Polarized superspecial abelian varieties over $\mathbb{F}_p$ via hermitian lattices

TL;DR

This paper classifies polarized superspecial abelian varieties over finite fields with specific Frobenius endomorphism properties by translating the problem into hermitian lattice classification, advancing understanding of supersingular loci.

Contribution

It establishes criteria for the nonemptiness and classifies the genera of these abelian varieties using hermitian lattice methods, extending previous theoretical frameworks.

Findings

Determined when the set of such abelian varieties is nonempty.

Classified the genera of these abelian varieties.

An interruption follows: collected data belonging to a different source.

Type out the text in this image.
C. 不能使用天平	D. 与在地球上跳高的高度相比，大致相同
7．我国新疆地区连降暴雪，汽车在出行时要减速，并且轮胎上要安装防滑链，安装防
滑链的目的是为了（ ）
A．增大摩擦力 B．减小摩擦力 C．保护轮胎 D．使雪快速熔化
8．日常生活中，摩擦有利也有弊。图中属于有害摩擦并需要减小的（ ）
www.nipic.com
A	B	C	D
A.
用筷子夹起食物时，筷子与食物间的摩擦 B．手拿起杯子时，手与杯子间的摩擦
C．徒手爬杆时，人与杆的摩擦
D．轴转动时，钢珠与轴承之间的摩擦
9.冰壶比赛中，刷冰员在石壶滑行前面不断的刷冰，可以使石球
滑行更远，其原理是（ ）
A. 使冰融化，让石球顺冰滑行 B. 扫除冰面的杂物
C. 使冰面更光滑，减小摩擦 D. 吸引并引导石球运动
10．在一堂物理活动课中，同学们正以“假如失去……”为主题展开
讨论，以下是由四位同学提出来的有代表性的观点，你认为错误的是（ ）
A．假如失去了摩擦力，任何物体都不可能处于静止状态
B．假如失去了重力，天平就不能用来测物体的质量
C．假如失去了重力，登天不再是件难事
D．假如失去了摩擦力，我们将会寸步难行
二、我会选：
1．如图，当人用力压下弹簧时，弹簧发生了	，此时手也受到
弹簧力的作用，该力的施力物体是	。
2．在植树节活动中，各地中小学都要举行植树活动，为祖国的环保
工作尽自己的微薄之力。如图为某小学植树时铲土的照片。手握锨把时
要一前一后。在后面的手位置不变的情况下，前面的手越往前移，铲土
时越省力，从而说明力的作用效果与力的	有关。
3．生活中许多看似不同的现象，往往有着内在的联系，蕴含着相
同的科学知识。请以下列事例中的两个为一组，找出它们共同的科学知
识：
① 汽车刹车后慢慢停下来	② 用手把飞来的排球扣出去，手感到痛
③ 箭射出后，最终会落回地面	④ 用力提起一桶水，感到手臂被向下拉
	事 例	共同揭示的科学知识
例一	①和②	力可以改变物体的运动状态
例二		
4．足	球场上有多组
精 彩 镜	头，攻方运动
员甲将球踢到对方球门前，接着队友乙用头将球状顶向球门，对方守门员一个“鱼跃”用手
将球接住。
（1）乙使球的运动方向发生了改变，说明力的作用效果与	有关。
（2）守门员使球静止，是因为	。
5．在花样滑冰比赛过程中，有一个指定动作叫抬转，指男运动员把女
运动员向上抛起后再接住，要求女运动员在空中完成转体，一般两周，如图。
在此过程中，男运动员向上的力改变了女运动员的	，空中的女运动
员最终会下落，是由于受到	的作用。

Reduced the problem to hermitian lattice classification using arithmetic methods.

Abstract

We study the set of isomorphism classes of polarized superspecial abelian varieties $(A,\lambda)$ of a fixed dimension over $\mathbb{F}_p$ with Frobenius endomorphism $\pi_A=\sqrt{-p}$ and $\ker \lambda =\ker \pi_A$. This set plays an important role in the geometry of the supersingular locus, and the generalizations of Deuring's $2T-H$ Theorem by Ibukiyama and Katsura. We determine when this set is nonempty and classify its genera. Our method reduces the problems of superspecial abelian varieties to those of certain hermitian lattices by the lattice description established by Jordan et. al and Ibukiyama--Karemaker--Yu, and we treat these problems on the lattices concerned by arithmetic methods.